A blizzard is never a good thing for delicately balanced rock sculptures.  Add snow and 50 mile an hour wind gusts, and you get a disaster.  Though I enjoyed watching the snow stream horizontally by my window, I knew there would be a long period of re-construction in my future.  The storm departed this area leaving eleven inches of snow with even deeper drifts.
My forecast proved correct when I went past the Wynnewood train station.  Both the sculptures were down.  A nice person had put some of the rocks from the smaller sculpture against the wood backdrop of its location.  I re-built the sculpture from the rocks that were there.  It's a temporary one till the snow melts and I can find the rest of the rocks that constitute this sculpture.

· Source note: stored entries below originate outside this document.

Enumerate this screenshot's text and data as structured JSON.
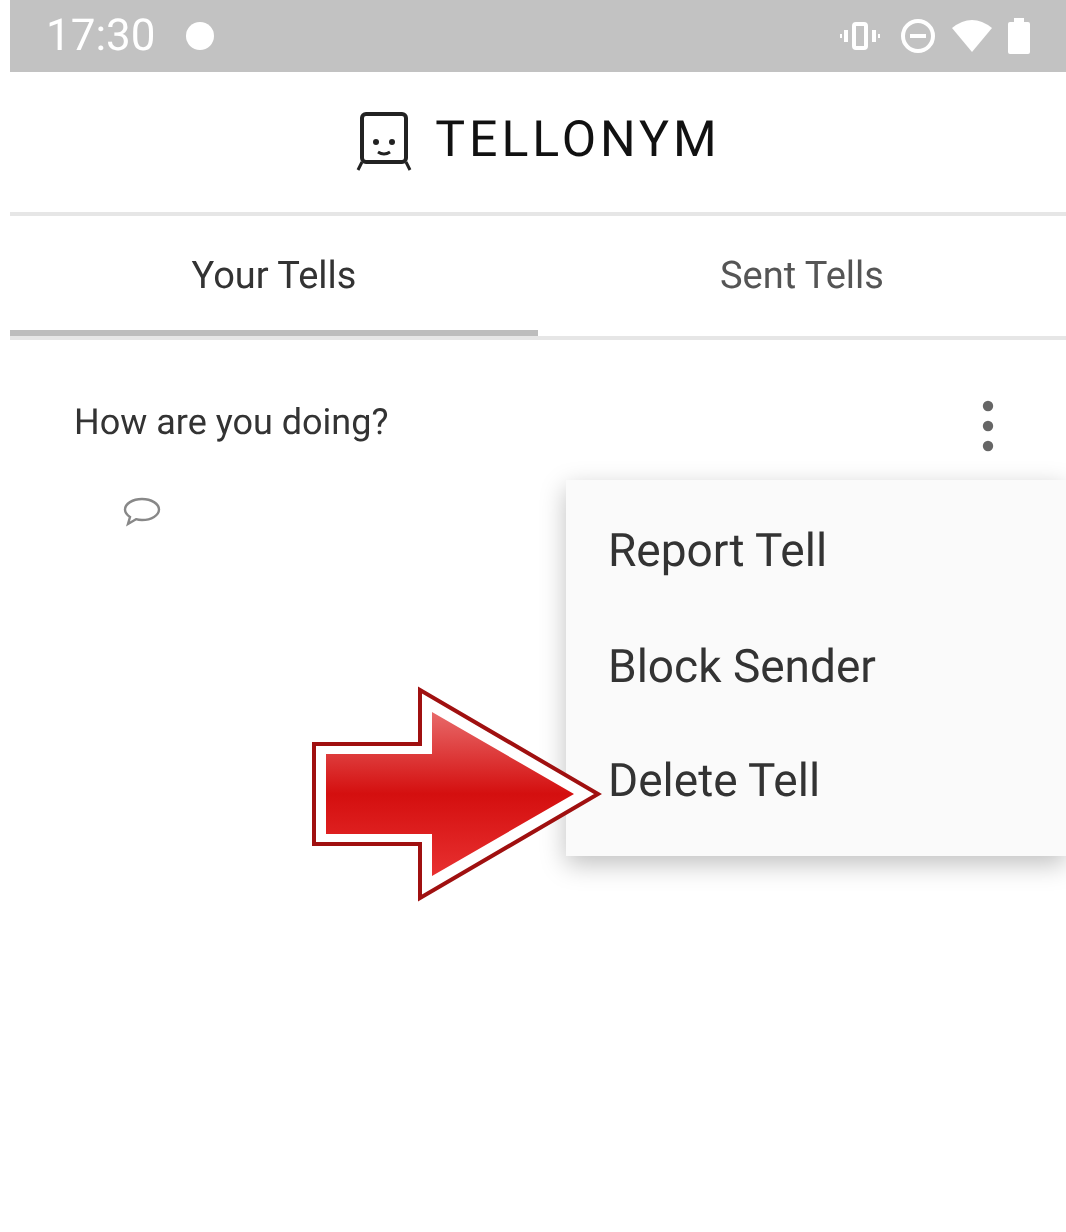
{
  "status_bar": {
    "time": "17:30"
  },
  "header": {
    "title": "TELLONYM"
  },
  "tabs": [
    {
      "label": "Your Tells",
      "selected": true
    },
    {
      "label": "Sent Tells",
      "selected": false
    }
  ],
  "tells": [
    {
      "text": "How are you doing?"
    }
  ],
  "menu": {
    "items": [
      {
        "label": "Report Tell"
      },
      {
        "label": "Block Sender"
      },
      {
        "label": "Delete Tell"
      }
    ]
  }
}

The large sculpture at the Wynnewood Station is the one I like the most.  I kicked the snow with my feet and dug with my bare hands to find the rocks.  Since the previous sculpture was not as big a "Wow" as it had been in the past, I made a greater effort to produce a more imaginative piece.  I like it better, and it did get a positive comment from the AMTRAK engineer whose train had stopped for passengers while I was working.

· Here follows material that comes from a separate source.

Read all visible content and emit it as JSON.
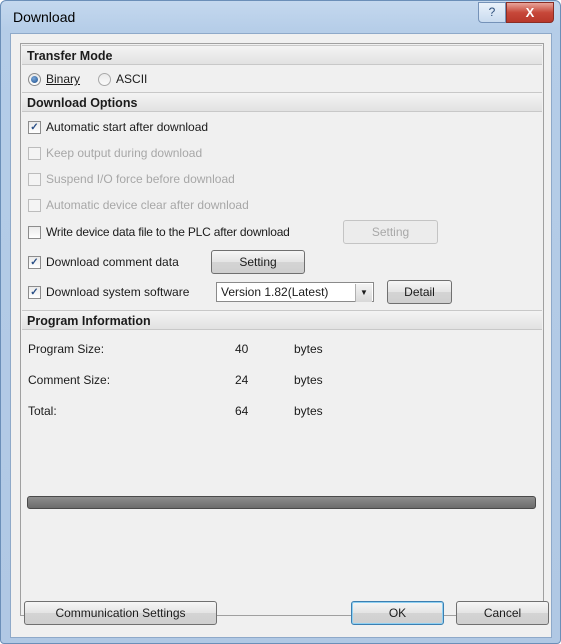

I was surprised to find the sculpture at The Hamper Shop was totally obliterated.  Actually, I was pleasantly surprised, as I had never really liked that sculpture.  Its saving feature was its durability.  I re-built it into something that has more pizazz, but will need work to get greater stability.  Two ladies leaving The Hamper Shop stopped to tell me how much they enjoy the sculpture.  It's always nice to get that positive re-enforcement.  I usually go about thinking that few people even realize these sculptures exist.

I've included a photo of the snowbank at the Gin Za Japanese restaurant.  Somewhere under that pile of snow there may or may not exist a rock sculpture.  It's another example of Schrodinger's theory about the cat in the box.  I'm thinking it's still alive.  (The sculpture and the cat.)